Laura's Favorite Record: Grace

In the run up to Record Store Day, we will be running a series of posts featuring various members of the Lazy Acre Family talking about their favourite records. This installment features our Art Director / Web Geek Laura

Last summer, I started doing a feature for the 405 called "What We Talk About When We Talk About Music"; a tribute to Raymond Carver and at the same time, a way to interview musicians I come across shortly to ask them about their influences. As I was talking to Joanna Newsom's musical director Ryan (Francesconi), he asked me out of the blue: "So, and now - what's YOUR favorite record?" It took me by surprise, and after a couple of minutes where I stood mouth open, thinking of all the albums that have meant something in my life from my teenage years up until now, I sort of winked and said, "Easy. Grace, by Jeff Buckley".
To everyone who knows me at least a little bit, this might seem like an obvious answer. And though it might be, it is also tricky to call favorite album of all-time a record which is spending way more time on your shelf collecting dust than in your record player. The truth is, I now tend to listen to Jeff Buckley on very few (and special) occasions, as if the timing, the situation, all the particles in the air and the temperature and the mood and the light in the room had to be just right before pulling it out of its case, reverently, as if touching a sacred object.



I discovered Jeff Buckley by chance, reading up an article about him in a now defunct Italian music magazine, when I was thirteen. I still own that magazine and remember that moment - a day in November 1999 - as a turning point in my life. Some days later, I scanned a couple of music stores until I actually found the CD; then took it home right away and listened to it. On repeat. Day after day after week after month.
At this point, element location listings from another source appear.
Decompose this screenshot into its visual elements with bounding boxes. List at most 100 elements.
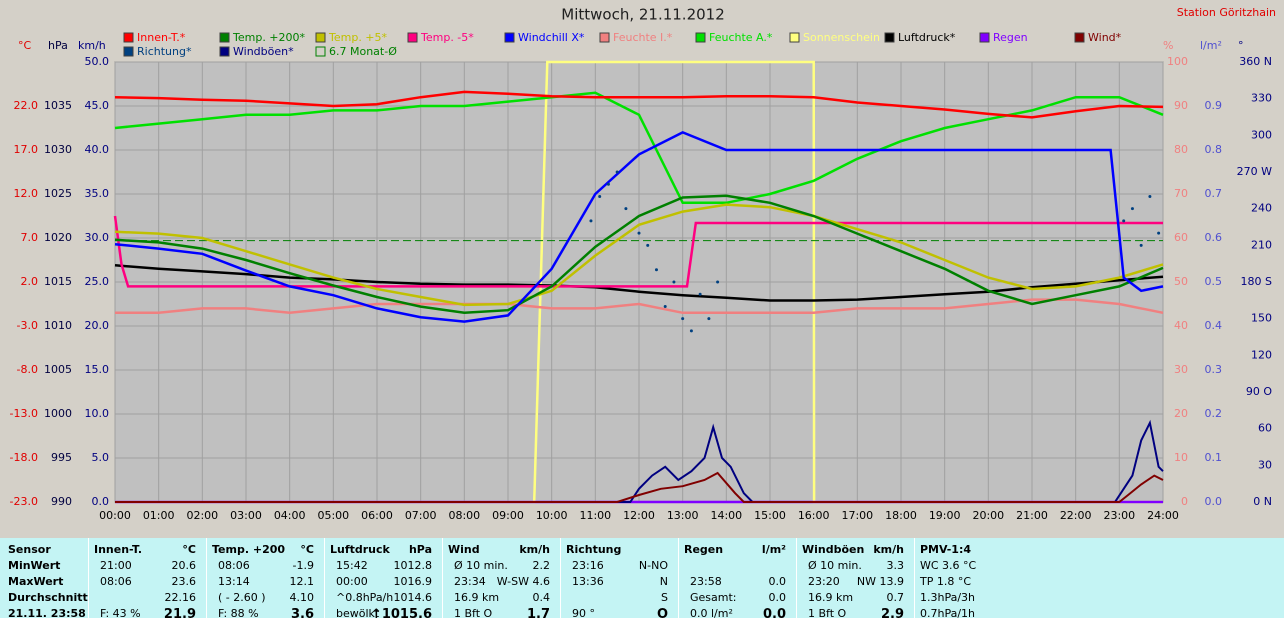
y-tick-label: 150 xyxy=(1251,312,1272,325)
x-tick-label: 24:00 xyxy=(1147,509,1179,522)
x-tick-label: 01:00 xyxy=(143,509,175,522)
y-tick-label: 15.0 xyxy=(85,363,110,376)
x-tick-label: 23:00 xyxy=(1103,509,1135,522)
table-value: 0.0 xyxy=(768,591,787,604)
table-value: S xyxy=(661,591,668,604)
y-tick-label: 30.0 xyxy=(85,231,110,244)
separator xyxy=(678,538,679,618)
x-tick-label: 04:00 xyxy=(274,509,306,522)
series-line xyxy=(115,471,1164,503)
group-header: Temp. +200 xyxy=(212,543,286,556)
legend-label: Feuchte A.* xyxy=(709,31,773,44)
table-cell: ( - 2.60 ) xyxy=(218,591,266,604)
y-tick-label: 17.0 xyxy=(14,143,39,156)
table-cell: 21:00 xyxy=(100,559,132,572)
legend-label: Windböen* xyxy=(233,45,294,58)
y-tick-label: 0.0 xyxy=(92,495,110,508)
separator xyxy=(442,538,443,618)
table-cell: WC 3.6 °C xyxy=(920,559,977,572)
table-value: N-NO xyxy=(638,559,668,572)
direction-dot xyxy=(615,170,619,174)
y-tick-label: 1020 xyxy=(44,231,72,244)
table-value: 0.7 xyxy=(886,591,905,604)
table-cell: 15:42 xyxy=(336,559,368,572)
y-tick-label: 80 xyxy=(1174,143,1188,156)
legend-swatch xyxy=(315,32,326,43)
table-value: 0.0 xyxy=(762,607,786,618)
x-tick-label: 22:00 xyxy=(1060,509,1092,522)
row-label: 21.11. 23:58 xyxy=(8,607,86,618)
y-tick-label: 45.0 xyxy=(85,99,110,112)
row-label: MinWert xyxy=(8,559,61,572)
table-value: 2.9 xyxy=(880,607,904,618)
separator xyxy=(88,538,89,618)
x-tick-label: 07:00 xyxy=(405,509,437,522)
table-cell: 23:20 xyxy=(808,575,840,588)
group-unit: °C xyxy=(300,543,314,556)
table-value: 0.4 xyxy=(532,591,551,604)
series-line xyxy=(115,419,1164,503)
table-value: 4.10 xyxy=(289,591,315,604)
x-tick-label: 15:00 xyxy=(754,509,786,522)
direction-dot xyxy=(1130,207,1134,211)
axis-title: °C xyxy=(18,39,32,52)
x-tick-label: 10:00 xyxy=(536,509,568,522)
table-value: N xyxy=(659,575,668,588)
legend-label: Feuchte I.* xyxy=(613,31,673,44)
direction-dot xyxy=(654,268,658,272)
y-tick-label: 330 xyxy=(1251,92,1272,105)
axis-title: hPa xyxy=(48,39,68,52)
x-tick-label: 08:00 xyxy=(448,509,480,522)
legend-label: Luftdruck* xyxy=(898,31,956,44)
direction-dot xyxy=(681,317,685,321)
direction-dot xyxy=(637,231,641,235)
table-value: 22.16 xyxy=(164,591,197,604)
table-cell: Ø 10 min. xyxy=(454,559,508,572)
table-value: -1.9 xyxy=(292,559,314,572)
direction-dot xyxy=(598,194,602,198)
table-cell: TP 1.8 °C xyxy=(920,575,972,588)
group-header: Windböen xyxy=(802,543,865,556)
direction-dot xyxy=(698,292,702,296)
y-tick-label: 1025 xyxy=(44,187,72,200)
y-tick-label: 1000 xyxy=(44,407,72,420)
y-tick-label: 0.0 xyxy=(1205,495,1223,508)
y-tick-label: 22.0 xyxy=(14,99,39,112)
legend-label: Regen xyxy=(993,31,1028,44)
table-cell: 13:36 xyxy=(572,575,604,588)
direction-dot xyxy=(716,280,720,284)
y-tick-label: 1030 xyxy=(44,143,72,156)
legend-swatch xyxy=(407,32,418,43)
y-tick-label: -18.0 xyxy=(10,451,38,464)
series-line xyxy=(114,90,1164,119)
series-line xyxy=(113,215,1163,288)
series-line xyxy=(114,203,1164,307)
y-tick-label: 50.0 xyxy=(85,55,110,68)
y-tick-label: 995 xyxy=(51,451,72,464)
legend-swatch xyxy=(979,32,990,43)
legend-swatch xyxy=(315,46,326,57)
x-tick-label: 21:00 xyxy=(1016,509,1048,522)
legend-swatch xyxy=(695,32,706,43)
group-header: Wind xyxy=(448,543,480,556)
y-tick-label: 0.2 xyxy=(1205,407,1223,420)
table-value: W-SW 4.6 xyxy=(496,575,550,588)
axis-title: l/m² xyxy=(1200,39,1222,52)
series-line xyxy=(115,298,1164,315)
direction-dot xyxy=(1148,194,1152,198)
axis-title: km/h xyxy=(78,39,106,52)
table-value: 1014.6 xyxy=(393,591,433,604)
table-cell: 90 ° xyxy=(572,607,595,618)
direction-dot xyxy=(672,280,676,284)
axis-title: ° xyxy=(1238,39,1244,52)
direction-dot xyxy=(589,219,593,223)
y-tick-label: 300 xyxy=(1251,128,1272,141)
y-tick-label: 60 xyxy=(1258,422,1272,435)
table-cell: 23:58 xyxy=(690,575,722,588)
group-unit: km/h xyxy=(519,543,550,556)
y-tick-label: 2.0 xyxy=(21,275,39,288)
table-cell: 23:34 xyxy=(454,575,486,588)
y-tick-label: 7.0 xyxy=(21,231,39,244)
y-tick-label: 1005 xyxy=(44,363,72,376)
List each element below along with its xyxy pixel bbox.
And looking back, I don't think any other album has taught me as much as Grace has; it is, from beginning to end, a jewel, a masterpiece, a record that touches on so many influences and so many subjects, a timeless work of genius that makes me feel so much, still, from the upbeat title track to the nostalgic Lover You Should've Come Over, from the bitter Last Goodbye to the bizarre Lilac Wine, all the way through to the sweaty psychedelic Eternal Life and the ethereal Dream Brother.

Grace is the kind of record every musician wishes he had written; Grace is music that stays with you forever.